P    Point 15 :  Séparation coupe-feu nécessaire à la toiture

P    Point 21 :  Installation d'extincteurs portatifs

[3]  Avant l'ouverture de l'enquête, il y eut visite des lieux.

[4]  Dès l'ouverture de l'enquête, l'entrepreneur a soulevé une objection préliminaire relative au délai de présentation de la demande d'arbitrage du bénéficiaire.

[5]  En cours d'enquête, les personnes suivantes ont témoigné : M. Gilles Boulanger, copropriétaire, ainsi que M. Pierre Rocheleau, conciliateur.

POSITION DES PARTIES

Position de l'entrepreneur

[6]  L'entrepreneur mentionne que l'avis de réception de Postes Canada indique que le bénéficiaire a reçu le rapport d'inspection de l'administrateur le 5 mars 2004, alors que sa demande d'arbitrage est datée du 13 avril 2004.
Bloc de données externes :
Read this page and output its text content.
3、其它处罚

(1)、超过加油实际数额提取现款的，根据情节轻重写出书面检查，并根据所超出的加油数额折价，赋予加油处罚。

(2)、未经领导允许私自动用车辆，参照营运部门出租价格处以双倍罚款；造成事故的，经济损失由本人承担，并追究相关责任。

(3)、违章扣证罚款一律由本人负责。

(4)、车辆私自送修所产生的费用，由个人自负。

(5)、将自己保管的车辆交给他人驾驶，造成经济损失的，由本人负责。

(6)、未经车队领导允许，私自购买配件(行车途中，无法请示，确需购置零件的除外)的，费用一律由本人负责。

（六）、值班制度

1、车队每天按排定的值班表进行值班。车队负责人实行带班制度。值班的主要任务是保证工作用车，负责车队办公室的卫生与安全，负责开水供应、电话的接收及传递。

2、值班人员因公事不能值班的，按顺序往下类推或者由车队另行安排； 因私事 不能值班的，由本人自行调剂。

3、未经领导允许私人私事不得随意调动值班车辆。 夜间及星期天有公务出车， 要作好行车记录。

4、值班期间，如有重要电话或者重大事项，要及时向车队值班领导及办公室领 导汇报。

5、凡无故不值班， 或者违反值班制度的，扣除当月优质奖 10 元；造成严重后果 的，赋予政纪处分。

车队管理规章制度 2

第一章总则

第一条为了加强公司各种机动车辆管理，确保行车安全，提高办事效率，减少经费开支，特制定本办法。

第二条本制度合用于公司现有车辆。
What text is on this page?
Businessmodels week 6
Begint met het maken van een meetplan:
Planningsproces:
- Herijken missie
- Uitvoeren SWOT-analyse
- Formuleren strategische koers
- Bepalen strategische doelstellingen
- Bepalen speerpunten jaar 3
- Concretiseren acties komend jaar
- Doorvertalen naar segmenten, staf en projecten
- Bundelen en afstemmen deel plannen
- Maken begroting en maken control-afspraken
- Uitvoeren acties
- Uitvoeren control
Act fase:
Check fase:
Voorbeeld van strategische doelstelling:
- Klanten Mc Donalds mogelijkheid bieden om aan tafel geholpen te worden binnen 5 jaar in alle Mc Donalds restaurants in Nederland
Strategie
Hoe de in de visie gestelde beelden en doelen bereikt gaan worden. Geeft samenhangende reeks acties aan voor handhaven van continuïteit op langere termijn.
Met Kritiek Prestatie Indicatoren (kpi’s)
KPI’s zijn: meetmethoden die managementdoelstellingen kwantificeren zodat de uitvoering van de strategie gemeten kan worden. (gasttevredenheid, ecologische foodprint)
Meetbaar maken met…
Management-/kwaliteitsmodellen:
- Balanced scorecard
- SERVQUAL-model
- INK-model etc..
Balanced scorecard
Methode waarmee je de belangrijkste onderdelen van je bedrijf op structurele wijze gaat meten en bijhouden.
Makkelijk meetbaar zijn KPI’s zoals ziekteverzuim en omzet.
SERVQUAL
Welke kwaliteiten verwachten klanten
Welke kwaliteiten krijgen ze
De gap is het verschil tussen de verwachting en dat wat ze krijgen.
[7]  L'entrepreneur soumet que le délai de 15 jours prévu au plan de garantie des bâtiments résidentiels neufs a été dépassé et que la demande d'arbitrage est hors délai.

[8]  M. Lamoureux se souvient que M. Hébert, lors de l'inspection en février 2004, avait annoncé qu'il serait à l'extérieur du pays pour deux mois; or, M. Rocheleau aurait dit à M. Hébert de prendre des arrangements à cet effet.

[9]  Le syndicat étant une personne morale, M. Hébert aurait pu mandater quelqu'un d'autre pour s'occuper du dossier.

Position de l'administrateur

[10]      Le procureur de l'administrateur souligne que le contrat de garantie a été signé par toutes les parties et que ledit contrat traite des délais.

[11]      De plus, poursuit-il, l'article 19 du Règlement sur le plan de garantie des bâtiments résidentiels neufs indique que le délai est de rigueur et qu'il doit être respecté « pour que la garantie s'applique »; il s'agit là d'un règlement d'ordre public.

[12]      Puisque le délai de 15 jours est de rigueur et qu'il a été excédé, le procureur est d'avis que la demande du bénéficiaire est irrecevable.

[13]      Il aurait fallu une preuve claire, sans zone grise, indiquant qu'il y avait eu une entente contractuelle entre les parties lors de l'inspection; or, l'entente verbale alléguée par le bénéficiaire est contestée à la fois par M. Rocheleau (conciliateur pour l'administrateur) et l'entrepreneur.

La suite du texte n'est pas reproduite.